Hoje sabe-se que em muitas experiências, incluindo as do próprio Bénard, em que a superfície arrefecida do líquido está livre, o mecanismo que compete com a viscosidade e a difusão térmica para promover a convecção não é devido às variações de densidade com a temperatura, como no modelo de Rayleigh, mas sim às variações da tensão superficial com a temperatura. Ambos os mecanismos de convecção dão origem às instabilidades responsáveis pela quebra de simetria e pelo aparecimento de padrões.
A convecção de Marangoni, que pode ser observada neste vídeo, cortesia de Akira Hirata, é um exemplo paradigmático do efeito da tensão superficial. Nesta experiência, realizada em condições de microgravidade, foram adicionadas pequenas partículas que reflectem luz a uma gota de silicone com não mais do que alguns milímetros de tamanho. Na convecção de Marangoni, a tensão superficial joga um papel importante uma vez que este se encontra em contacto com o ar. Pequenas flutuações de temperatura à superfície do líquido provocam uma diminuição local da tensão superficial que dá origem a forças de tracção que tendem a movimentar o líquido ao longo da superfície para longe dos pontos mais quentes. Por outro lado, o fluxo de líquido que ascende do fundo aquecido continua, reforçando assim as flutuações naqueles pontos, o que dá origem, eventualmente, à instabilidade.

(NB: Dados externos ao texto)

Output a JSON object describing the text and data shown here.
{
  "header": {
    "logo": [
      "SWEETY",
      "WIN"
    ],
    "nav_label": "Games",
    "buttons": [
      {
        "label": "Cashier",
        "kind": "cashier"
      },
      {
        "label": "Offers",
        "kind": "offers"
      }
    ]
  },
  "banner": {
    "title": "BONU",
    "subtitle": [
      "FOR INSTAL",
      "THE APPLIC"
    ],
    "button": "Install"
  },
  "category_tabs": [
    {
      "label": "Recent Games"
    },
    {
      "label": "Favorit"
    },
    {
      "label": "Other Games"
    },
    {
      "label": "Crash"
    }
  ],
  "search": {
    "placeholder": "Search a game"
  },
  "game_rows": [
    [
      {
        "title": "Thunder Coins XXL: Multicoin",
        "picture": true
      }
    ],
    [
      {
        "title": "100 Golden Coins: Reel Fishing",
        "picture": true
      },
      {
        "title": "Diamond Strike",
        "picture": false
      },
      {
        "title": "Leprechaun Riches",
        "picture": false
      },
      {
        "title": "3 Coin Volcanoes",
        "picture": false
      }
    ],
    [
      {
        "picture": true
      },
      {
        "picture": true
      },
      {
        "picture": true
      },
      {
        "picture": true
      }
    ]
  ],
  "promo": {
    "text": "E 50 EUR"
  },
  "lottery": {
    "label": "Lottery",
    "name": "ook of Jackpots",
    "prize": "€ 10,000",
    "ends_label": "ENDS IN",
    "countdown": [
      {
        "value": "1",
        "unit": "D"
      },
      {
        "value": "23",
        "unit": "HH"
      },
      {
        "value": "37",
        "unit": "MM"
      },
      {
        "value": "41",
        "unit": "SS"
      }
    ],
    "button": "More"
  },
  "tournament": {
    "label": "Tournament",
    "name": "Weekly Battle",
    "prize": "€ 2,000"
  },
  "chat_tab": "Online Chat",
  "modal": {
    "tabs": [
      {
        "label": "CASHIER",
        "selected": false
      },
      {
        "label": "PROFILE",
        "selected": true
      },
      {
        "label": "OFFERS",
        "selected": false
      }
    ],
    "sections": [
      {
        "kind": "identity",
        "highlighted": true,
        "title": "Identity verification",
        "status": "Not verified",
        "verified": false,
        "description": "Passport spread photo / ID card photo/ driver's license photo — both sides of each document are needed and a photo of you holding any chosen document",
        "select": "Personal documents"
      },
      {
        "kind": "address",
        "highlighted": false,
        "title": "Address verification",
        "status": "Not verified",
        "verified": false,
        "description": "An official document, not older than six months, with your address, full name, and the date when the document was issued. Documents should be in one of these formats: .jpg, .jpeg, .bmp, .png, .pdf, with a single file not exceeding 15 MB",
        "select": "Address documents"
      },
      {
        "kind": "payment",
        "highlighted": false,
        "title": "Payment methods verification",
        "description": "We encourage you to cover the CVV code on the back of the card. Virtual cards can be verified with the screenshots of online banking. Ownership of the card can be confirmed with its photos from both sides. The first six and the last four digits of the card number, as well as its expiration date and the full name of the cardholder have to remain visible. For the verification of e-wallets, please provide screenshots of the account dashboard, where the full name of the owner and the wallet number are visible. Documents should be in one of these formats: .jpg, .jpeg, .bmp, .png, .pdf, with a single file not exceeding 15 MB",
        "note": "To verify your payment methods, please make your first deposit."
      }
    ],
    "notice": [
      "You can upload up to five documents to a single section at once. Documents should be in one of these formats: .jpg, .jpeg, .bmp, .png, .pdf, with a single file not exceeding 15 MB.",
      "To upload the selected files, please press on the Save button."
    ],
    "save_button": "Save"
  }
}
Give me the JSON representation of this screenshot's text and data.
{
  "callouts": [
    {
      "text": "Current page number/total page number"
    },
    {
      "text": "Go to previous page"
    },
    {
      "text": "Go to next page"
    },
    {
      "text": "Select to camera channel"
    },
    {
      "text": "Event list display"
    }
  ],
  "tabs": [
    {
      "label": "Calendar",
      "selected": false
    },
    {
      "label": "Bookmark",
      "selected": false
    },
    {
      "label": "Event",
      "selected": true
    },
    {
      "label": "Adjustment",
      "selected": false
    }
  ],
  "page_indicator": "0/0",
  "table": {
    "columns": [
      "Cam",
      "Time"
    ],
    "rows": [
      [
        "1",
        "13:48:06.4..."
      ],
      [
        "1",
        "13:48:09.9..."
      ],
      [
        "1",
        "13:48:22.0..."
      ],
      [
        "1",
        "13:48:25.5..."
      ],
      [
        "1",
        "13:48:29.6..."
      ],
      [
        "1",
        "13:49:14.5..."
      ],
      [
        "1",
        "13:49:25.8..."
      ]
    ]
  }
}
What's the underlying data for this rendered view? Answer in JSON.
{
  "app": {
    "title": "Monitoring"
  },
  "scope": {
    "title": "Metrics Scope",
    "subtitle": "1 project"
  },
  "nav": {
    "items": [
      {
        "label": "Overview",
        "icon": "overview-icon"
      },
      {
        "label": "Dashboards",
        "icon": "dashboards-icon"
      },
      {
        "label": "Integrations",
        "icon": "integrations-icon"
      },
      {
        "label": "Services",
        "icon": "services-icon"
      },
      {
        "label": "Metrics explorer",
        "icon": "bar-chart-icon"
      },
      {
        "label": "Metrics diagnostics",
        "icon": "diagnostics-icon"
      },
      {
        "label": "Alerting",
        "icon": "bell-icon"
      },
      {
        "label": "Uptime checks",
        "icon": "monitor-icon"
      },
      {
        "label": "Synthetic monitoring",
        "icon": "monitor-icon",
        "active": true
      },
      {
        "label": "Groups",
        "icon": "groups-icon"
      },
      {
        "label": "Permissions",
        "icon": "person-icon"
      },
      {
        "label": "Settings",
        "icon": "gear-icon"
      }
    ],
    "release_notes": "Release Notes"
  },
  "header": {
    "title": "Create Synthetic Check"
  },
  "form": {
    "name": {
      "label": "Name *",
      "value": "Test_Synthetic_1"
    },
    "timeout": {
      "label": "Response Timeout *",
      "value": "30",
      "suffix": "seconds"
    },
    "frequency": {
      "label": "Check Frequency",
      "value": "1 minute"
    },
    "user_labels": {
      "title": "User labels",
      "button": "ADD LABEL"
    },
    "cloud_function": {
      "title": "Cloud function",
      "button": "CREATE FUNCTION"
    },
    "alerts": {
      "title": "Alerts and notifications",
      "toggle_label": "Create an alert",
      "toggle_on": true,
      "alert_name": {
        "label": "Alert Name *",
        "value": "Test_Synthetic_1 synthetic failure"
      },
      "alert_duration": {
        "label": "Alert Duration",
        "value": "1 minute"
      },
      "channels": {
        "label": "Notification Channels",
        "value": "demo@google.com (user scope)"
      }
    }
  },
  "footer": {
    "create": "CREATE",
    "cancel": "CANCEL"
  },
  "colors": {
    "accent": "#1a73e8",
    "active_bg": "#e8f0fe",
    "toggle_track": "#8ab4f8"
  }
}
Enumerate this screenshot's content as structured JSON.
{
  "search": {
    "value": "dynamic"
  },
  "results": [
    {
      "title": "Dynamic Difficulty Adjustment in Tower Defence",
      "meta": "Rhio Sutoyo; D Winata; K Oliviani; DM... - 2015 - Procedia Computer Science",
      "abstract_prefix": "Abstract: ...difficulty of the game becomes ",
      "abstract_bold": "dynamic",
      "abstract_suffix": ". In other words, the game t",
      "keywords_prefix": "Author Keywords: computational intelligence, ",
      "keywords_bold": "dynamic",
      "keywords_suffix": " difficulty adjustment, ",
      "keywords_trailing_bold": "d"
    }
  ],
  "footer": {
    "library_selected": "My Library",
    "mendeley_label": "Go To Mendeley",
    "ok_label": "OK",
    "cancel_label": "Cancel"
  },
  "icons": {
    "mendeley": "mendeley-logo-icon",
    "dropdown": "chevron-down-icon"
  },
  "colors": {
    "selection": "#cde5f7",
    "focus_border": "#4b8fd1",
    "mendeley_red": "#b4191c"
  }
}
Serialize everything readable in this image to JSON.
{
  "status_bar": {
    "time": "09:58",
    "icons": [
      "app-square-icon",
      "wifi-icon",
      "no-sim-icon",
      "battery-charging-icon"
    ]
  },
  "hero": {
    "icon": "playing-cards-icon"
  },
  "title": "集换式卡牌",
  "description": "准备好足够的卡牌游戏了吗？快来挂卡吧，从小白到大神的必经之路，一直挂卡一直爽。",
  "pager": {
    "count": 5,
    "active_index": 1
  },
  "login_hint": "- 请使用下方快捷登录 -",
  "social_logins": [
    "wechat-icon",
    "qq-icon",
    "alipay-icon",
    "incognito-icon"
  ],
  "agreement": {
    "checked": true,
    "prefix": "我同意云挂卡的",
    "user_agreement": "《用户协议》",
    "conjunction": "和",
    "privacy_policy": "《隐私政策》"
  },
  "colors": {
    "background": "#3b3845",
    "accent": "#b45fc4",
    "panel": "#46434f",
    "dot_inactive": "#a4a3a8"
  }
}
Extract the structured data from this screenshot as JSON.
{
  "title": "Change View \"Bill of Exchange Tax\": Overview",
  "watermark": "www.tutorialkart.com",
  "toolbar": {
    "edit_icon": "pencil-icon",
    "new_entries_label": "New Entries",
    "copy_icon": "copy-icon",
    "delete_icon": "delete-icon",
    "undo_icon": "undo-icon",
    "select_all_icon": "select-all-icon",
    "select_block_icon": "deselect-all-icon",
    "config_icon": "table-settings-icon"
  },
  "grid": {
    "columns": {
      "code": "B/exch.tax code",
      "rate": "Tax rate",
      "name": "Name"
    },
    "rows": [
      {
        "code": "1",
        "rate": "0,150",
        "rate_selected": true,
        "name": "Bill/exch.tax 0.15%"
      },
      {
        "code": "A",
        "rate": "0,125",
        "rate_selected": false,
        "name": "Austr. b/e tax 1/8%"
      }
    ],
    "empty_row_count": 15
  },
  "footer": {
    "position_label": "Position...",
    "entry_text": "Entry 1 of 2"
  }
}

Na linguagem da dinâmica não linear, o limiar de convecção é um ponto de bifurcação e o comportamento do sistema pode ser descrito em termos de um diagrama de bifurcação. Se aumentarmos a temperatura da superfície inferior, que é neste caso o parâmetro que regula a não linearidade do sistema, a estrutura torna-se mais complexa no espaço e no tempo, até que se atinge um regime turbulento ou caótico. Os sistemas capazes de exibir auto-organização contêm os ingredientes da dinâmica caótica, e por isso exibem estes dois regimes, associados a diferentes valores dos parâmetros.
O exemplo da convecção ilustra alguns dos princípios responsáveis pela auto-organização em sistemas fora do equilíbrio: competição de forças ou tendências, quebra de simetria, estruturas dissipativas, instabilidades e limiares de bifurcação, selecção de padrões e complexidade crescente com o forçamento externo.